Ausflugstipp im April: Über Holzpfade in der Nordeifel
Der Bodennaturlehrpfad Todtenbruch im Hürtgenwald

29. April 2020

Im März hatte ich euch eigentlich versprochen, dass unser Aprilausflug mal in eine andere Ecke von NRW als die Eifel gehen wird. Aber shame on me…. wir sind schon wieder dort gelandet. Für diesen Monat hatte ich eigentlich das Siebengebirge im Visier. Dank Corona sind wir ausflugstechnisch aber gerade sehr eingeschränkt. Daher suchen wir uns immer Gegenden aus, wo kaum jemand ist. Und da bietet sich die Eifel nun mal optimal an.

Im April ging es für uns also in den Hürtgenwald in der Nordeifel.

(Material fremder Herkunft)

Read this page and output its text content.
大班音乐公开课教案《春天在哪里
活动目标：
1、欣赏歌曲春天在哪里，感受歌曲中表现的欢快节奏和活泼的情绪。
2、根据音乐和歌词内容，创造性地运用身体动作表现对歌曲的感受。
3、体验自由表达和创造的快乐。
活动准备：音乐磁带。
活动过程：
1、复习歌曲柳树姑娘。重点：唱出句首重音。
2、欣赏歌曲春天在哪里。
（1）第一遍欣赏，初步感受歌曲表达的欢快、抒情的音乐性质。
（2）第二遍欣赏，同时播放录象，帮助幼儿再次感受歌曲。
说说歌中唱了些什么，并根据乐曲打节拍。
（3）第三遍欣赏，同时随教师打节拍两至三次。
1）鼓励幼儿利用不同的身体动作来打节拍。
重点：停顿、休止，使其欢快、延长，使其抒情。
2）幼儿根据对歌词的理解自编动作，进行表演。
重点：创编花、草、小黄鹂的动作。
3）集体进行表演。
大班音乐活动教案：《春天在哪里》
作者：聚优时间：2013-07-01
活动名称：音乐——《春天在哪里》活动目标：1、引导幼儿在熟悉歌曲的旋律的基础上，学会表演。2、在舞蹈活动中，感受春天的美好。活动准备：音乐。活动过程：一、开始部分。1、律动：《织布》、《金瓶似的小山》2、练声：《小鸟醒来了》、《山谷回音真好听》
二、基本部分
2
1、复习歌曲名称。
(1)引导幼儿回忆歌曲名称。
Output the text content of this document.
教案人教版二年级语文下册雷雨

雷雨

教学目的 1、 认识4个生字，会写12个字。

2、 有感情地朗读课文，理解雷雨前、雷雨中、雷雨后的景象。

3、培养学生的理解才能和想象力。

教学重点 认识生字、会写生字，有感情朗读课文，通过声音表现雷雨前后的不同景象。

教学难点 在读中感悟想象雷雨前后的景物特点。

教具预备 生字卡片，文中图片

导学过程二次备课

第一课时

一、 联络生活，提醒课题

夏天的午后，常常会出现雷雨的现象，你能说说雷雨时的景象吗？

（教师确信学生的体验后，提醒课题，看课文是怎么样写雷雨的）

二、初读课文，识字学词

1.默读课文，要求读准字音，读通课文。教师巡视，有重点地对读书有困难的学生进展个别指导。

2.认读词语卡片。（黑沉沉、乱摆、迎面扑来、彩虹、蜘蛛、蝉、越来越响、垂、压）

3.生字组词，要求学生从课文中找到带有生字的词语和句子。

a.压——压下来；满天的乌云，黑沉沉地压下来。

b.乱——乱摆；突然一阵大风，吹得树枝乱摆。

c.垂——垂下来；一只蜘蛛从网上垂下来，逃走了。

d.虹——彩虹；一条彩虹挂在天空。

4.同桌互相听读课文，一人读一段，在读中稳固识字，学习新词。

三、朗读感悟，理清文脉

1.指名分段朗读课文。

Eine Ecke, die wir schon sehr lange auf der To-See-Liste hatten. Im zweiten Weltkrieg fand in diesem Waldgebiet nämlich the „bloody Huertgen“ statt. Eine schreckliche Abwehrschlacht zwischen Deutschen und Amerikanern, bei der auch der Opa meines Mannes fiel. In der amerikanischen Geschichte wurde diese Schlacht als „größtes Desaster der amerikanischen Truppen im Zweiten Weltkrieg“ behandelt. Wir wollten also allein schon wegen der Familiengeschichte mal in den Hürtgenwald.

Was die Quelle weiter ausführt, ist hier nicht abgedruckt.